Pont Flavien
Joyau de l'Antiquité romaine en Provence, le Pont Flavien de Saint-Chamas éblouit par ses deux arcs de triomphe ornés de lions qui encadrent un arc unique — un chef-d'œuvre civil du Ier siècle intact.
Histoire
Dressé sur la Touloubre depuis deux mille ans, le Pont Flavien est l'un des rares ponts romains de France à avoir conservé l'intégralité de ses éléments décoratifs d'origine. Ce monument exceptionnel ne ressemble à aucun autre : là où la plupart des ouvrages antiques se réduisent à un arc nu, le Pont Flavien exhibe deux petits arcs de triomphe monumentaux, un à chaque extrémité, que couronnent des lions de pierre veillant sur les passants depuis le règne d'Auguste. Cette association unique d'un pont utilitaire et d'une porte honorifique en fait un objet architectural sans équivalent dans le monde gallo-romain. La singularité du pont tient aussi à son état de conservation remarquable. Le calcaire local, taillé avec une précision que n'auraient pas reniée les meilleurs lapicides méditerranéens, a résisté aux crues de la Touloubre et aux siècles de silence. Les frises de rinceaux végétaux, les pilastres cannelés à chapiteaux corinthiens et les inscriptions dédicatoires se lisent encore avec une netteté stupéfiante, offrant aux amateurs d'épigraphie une leçon de latin à ciel ouvert. Visiter le Pont Flavien, c'est éprouver le vertige d'une continuité : la route qui le franchit aujourd'hui prolonge l'antique voie aurélienne reliant Rome à Arles. Les riverains de Saint-Chamas y passaient encore à pied il y a quelques décennies ; le pont n'a été déclassé de la circulation qu'au XXe siècle, ce qui dit long sur sa robustesse structurelle. Désormais réservé aux piétons et aux regards, il se laisse contempler depuis le lit de la rivière, où le reflet des arcs tremblants dans l'eau évoque une peinture de Hubert Robert. Le cadre naturel amplifie l'émotion : encaissé entre les garrigues calcaires typiques de la Basse-Provence et les rives ombreuses de la Touloubre, le monument s'inscrit dans un paysage de couleurs ocre et vert-gris qui n'a probablement guère changé depuis l'Antiquité. À quelques kilomètres de l'étang de Berre et des collines de la Sainte-Victoire, Saint-Chamas offre ainsi une escale archéologique inattendue pour qui sait quitter les grands axes touristiques.
Architecture
Le Pont Flavien repose sur un arc unique en plein cintre d'une portée d'environ sept mètres, construit en grand appareil de calcaire provençal soigneusement équarri. Les claveaux de l'arc sont taillés avec une régularité exemplaire, et les parements sont parcourus par des moulures classiques à profil attique.
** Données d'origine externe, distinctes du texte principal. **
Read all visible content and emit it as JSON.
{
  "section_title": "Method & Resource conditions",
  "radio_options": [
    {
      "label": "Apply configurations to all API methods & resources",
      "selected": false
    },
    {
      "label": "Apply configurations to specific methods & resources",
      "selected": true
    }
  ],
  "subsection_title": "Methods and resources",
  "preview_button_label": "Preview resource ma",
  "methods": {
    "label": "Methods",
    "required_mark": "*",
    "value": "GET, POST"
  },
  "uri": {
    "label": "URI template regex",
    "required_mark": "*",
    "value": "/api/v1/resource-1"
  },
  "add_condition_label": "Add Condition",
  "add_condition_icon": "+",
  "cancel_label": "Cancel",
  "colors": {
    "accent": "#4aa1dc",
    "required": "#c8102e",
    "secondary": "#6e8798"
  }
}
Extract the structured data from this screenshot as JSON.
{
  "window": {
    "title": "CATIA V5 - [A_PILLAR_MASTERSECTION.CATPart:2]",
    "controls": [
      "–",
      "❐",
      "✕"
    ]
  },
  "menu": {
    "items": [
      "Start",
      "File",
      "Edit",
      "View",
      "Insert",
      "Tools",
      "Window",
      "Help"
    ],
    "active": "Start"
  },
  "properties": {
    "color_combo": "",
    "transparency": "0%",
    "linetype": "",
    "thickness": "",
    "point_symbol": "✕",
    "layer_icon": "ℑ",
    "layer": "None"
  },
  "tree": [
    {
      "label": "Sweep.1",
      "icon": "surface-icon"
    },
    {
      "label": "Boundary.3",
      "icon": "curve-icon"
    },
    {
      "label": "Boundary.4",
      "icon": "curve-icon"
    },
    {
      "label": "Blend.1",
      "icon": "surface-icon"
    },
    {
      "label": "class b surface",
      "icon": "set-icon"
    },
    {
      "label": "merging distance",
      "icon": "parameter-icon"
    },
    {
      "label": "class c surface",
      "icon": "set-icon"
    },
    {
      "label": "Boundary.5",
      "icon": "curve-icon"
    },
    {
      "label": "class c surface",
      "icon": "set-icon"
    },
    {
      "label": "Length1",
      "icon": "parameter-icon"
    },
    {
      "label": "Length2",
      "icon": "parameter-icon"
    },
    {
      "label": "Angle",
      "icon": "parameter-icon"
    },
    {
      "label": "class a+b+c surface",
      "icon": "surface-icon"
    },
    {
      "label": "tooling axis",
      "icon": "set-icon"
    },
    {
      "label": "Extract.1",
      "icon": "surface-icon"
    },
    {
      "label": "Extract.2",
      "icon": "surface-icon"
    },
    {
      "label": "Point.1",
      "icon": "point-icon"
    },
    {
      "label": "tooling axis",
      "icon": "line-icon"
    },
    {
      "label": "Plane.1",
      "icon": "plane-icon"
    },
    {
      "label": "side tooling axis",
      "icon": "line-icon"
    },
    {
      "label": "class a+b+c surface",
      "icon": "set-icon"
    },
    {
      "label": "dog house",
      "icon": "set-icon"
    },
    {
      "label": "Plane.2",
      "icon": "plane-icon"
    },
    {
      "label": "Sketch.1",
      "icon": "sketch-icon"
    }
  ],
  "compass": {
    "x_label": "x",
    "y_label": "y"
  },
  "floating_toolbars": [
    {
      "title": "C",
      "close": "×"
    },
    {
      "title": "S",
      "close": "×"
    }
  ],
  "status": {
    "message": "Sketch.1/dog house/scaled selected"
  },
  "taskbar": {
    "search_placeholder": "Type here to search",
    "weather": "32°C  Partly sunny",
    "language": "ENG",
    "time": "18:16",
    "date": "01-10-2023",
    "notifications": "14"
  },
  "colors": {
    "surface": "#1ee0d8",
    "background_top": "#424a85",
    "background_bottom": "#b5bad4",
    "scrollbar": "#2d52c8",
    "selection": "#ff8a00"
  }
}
La particularité absolument unique du pont réside dans les deux petits arcs de triomphe qui l'encadrent à ses deux extrémités : ces structures indépendantes, d'environ quatre mètres de hauteur, présentent chacune un arc monumental flanqué de pilastres cannelés à chapiteaux corinthiens, surmontés d'un entablement à frise de rinceaux d'acanthe d'une qualité sculpturale rare pour un ouvrage de province. Au sommet de chaque arc de triomphe trônent deux lions de pierre couchés ou assis, dont les silhouettes stylisées évoquent les lions-gardiens de la tradition méditerranéenne orientale, réinterprétés par des artisans gallo-romains formés à l'école italique. Ces quatre félins ont perdu quelques détails sous l'effet des intempéries mais conservent une présence saisissante. Les inscriptions dédicatoires, gravées en lettres capitales soignées sur le bandeau de l'entablement, mentionnent le nom du donateur et lui rendent un hommage éternel en latin classique. Les dimensions globales de l'ensemble — environ vingt mètres de longueur totale avec les arcs — font du Pont Flavien un ouvrage à l'échelle humaine, plus proche de la finesse décorative d'un arc honorifique urbain que de la puissance brute des grands viaducs romains comme le Pont du Gard. Cette élégance mesurée, ce souci d'ornementation en fait un témoignage irremplaçable de l'architecture civile romaine de la première période impériale en Gaule du Sud.